I watched that entire video. This is a bad review — except perhaps from the perspective of science deniers, or those ignorant to the science.
Too many subjective descriptions like “refinement” and “detail extraction” etc., and it’s clear he buys into snake-oil with his expensive audio quest cables and amps. Most of the difference he describes between these can be easily explained by frequency response differences.
I appreciate that he at least tries not to use descriptors like “musical”, and is helping introduce / popularize active speakers into the snake-oil audiophile world, at least.

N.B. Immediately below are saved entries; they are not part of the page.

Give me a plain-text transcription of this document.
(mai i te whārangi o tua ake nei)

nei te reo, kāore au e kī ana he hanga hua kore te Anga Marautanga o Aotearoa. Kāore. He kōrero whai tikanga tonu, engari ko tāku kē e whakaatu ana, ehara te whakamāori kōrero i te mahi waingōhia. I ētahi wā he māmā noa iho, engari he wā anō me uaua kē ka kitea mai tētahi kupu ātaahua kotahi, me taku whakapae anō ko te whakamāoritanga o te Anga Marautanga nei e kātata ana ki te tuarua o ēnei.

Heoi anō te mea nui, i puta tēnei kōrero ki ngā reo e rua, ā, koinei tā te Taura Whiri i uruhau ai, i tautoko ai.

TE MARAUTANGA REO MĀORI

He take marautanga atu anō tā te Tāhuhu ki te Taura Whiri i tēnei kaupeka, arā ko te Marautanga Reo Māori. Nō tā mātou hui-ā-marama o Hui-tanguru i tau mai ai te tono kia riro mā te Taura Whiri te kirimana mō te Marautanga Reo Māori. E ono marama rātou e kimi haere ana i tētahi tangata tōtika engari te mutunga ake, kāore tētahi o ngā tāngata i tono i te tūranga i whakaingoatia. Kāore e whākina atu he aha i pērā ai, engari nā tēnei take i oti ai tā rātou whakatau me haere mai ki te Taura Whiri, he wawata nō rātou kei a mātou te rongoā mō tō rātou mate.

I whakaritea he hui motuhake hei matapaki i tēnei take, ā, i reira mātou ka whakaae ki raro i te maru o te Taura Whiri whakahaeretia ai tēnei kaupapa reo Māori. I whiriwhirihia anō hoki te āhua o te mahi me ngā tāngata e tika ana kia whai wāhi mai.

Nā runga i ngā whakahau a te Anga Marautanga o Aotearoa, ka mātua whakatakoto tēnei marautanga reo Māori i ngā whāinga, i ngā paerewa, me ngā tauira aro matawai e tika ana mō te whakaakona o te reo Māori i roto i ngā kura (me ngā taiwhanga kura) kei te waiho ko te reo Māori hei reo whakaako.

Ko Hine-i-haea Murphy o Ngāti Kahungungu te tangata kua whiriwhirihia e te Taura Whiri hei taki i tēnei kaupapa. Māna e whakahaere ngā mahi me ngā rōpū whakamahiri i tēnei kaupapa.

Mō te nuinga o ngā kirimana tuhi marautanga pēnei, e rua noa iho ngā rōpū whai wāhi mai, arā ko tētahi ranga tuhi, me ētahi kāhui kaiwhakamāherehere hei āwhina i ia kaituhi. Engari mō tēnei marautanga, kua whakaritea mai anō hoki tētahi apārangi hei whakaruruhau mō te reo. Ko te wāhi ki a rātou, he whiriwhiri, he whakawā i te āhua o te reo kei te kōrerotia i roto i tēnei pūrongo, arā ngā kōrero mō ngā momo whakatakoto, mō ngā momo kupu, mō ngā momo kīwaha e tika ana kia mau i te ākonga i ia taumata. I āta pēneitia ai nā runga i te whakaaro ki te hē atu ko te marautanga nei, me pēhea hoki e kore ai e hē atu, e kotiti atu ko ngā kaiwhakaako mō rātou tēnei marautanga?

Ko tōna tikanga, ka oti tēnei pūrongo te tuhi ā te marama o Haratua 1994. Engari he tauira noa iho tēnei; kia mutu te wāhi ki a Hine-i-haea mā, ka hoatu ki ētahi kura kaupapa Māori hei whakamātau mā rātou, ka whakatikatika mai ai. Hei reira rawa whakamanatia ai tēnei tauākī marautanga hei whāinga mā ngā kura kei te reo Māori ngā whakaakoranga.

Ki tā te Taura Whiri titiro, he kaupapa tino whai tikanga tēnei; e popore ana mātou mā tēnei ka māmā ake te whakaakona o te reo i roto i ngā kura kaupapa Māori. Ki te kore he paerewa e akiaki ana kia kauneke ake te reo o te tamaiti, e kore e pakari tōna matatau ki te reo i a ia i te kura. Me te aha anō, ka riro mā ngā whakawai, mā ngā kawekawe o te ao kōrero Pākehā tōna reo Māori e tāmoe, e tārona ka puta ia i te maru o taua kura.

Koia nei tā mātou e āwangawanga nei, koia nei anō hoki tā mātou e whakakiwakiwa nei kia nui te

But this is by no means a good or well-informed (unless he’s hiding it) comparison of active vs passive. For example, he WAY overspends on amps that probably massively underperform cheaper Hypex amps as reviewed on this site, and completely omits any discussion on DSP or room correction.
For reference, this is the
same guy who promoted using a $15k DAC to feed the analog inputs to the Genelec 8341 while willingly choosing NOT to use the digital inputs! This is laughably absurd, given that this is a digital active speaker that must convert any analog inputs into digital first before it does anything at all with them. And he does this in the same review where he *acknowledges* that it has digital inputs, and that he *consciously* opts for the $15k DAC into analog inputs anyway — which is not only wasteful of money, but objectively can only ever
reduce sound quality by losing information from extra conversion steps.
He is therefore either utterly incompetent at understanding audio signal chains, OR compromised by marketing pressure to push expensive snake oil producers like his audioquest cables and $15k DACs and similarly overpriced amps. In either case, you as a consumer will be far better off if you steer clear from his reviews.